You have translated this C++ line:

    x.replace(0, j, temp_str, len);

into this C code:

    memcpy(x, temp_str, len);
    memmove(x + len, x + j, length - j);
    length -= j;
    length += len;

That is not equivalent code.

One thing is that you never add a zero-termination to x.

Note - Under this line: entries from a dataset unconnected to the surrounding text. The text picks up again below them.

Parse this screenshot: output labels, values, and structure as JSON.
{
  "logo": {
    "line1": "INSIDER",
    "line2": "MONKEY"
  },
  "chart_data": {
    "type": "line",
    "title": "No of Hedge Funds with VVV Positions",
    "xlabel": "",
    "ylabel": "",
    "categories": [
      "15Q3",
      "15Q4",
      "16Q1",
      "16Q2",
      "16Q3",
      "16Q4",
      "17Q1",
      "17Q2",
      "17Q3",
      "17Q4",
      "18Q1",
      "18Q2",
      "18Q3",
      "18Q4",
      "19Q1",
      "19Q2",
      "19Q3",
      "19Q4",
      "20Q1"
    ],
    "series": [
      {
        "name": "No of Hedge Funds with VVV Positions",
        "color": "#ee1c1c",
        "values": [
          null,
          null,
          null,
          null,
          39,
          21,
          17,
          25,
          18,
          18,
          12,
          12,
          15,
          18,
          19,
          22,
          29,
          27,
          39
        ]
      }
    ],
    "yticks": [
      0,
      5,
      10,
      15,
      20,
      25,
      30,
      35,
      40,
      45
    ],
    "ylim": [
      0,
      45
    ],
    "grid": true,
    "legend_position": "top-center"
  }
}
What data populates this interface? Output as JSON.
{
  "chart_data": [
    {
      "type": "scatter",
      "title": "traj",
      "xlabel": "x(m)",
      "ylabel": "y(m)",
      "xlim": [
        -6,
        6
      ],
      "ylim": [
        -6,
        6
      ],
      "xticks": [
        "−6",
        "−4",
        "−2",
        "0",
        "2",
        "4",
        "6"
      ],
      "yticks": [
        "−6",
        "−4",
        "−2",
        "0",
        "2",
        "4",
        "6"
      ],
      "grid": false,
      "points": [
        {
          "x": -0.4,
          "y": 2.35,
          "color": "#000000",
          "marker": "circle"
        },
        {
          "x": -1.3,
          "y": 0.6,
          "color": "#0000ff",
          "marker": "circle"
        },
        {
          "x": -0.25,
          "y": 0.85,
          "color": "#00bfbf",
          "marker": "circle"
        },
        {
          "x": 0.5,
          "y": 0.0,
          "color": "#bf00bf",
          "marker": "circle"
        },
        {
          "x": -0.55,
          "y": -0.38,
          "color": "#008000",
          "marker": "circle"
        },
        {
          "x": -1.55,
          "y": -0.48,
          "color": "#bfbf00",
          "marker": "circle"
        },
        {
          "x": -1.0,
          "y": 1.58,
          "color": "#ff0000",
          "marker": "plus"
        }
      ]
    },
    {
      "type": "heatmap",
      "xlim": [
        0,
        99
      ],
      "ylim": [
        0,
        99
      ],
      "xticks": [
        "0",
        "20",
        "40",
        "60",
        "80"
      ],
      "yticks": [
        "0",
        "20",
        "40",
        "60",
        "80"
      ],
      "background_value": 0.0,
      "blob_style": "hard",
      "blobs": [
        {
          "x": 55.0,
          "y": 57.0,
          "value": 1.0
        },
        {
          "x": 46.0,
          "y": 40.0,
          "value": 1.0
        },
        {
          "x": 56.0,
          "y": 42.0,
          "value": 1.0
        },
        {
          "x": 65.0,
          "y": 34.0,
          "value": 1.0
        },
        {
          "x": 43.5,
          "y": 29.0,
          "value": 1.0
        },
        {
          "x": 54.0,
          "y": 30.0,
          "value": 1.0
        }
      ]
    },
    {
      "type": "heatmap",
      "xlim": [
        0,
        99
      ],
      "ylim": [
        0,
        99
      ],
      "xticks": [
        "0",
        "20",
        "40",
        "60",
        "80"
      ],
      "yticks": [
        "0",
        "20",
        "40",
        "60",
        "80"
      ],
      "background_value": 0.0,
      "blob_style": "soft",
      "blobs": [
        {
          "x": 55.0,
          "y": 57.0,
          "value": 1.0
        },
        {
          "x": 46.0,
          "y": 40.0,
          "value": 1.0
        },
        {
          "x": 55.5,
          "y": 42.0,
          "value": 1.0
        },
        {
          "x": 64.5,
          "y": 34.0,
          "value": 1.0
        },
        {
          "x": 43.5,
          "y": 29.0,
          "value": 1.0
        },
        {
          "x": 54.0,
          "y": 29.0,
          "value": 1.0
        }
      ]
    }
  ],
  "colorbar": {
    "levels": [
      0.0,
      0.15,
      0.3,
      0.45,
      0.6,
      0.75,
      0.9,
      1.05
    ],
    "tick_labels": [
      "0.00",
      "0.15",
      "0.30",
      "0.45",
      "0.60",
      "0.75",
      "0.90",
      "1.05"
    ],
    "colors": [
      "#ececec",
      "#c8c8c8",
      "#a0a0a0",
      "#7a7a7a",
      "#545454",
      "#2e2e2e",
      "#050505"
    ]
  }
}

Another thing is that the code produce completely different strings when j is less than 4.

Look at this C++ code:

#include <iostream>
#include <string>
#include <string.h>
using namespace std;

int main() {
    string s = "abcdefgh";
    char t[10] = "01234567";
    cout << "Original: " << s << endl;

    int j = 2;

    // The c++ way
    s.replace(0, j, t, 4);
    cout << "C++: " << s << endl;

    // Your C way
    char x[10] = "abcdefgh";
    size_t length = strlen(x);
    memcpy(x, t, 4);
    memmove(x + 4, x + j, length - j);
    cout << "C  : " << x << endl;

    return 0;
}

Output:

Original: abcdefgh

C++: 0123cdefgh

C : 012323efgh

The same code with j = 6:

Output:

Original: abcdefgh

C++: 0123gh

C : 0123ghgh

Conclusion Your C code for C++ replace is not working.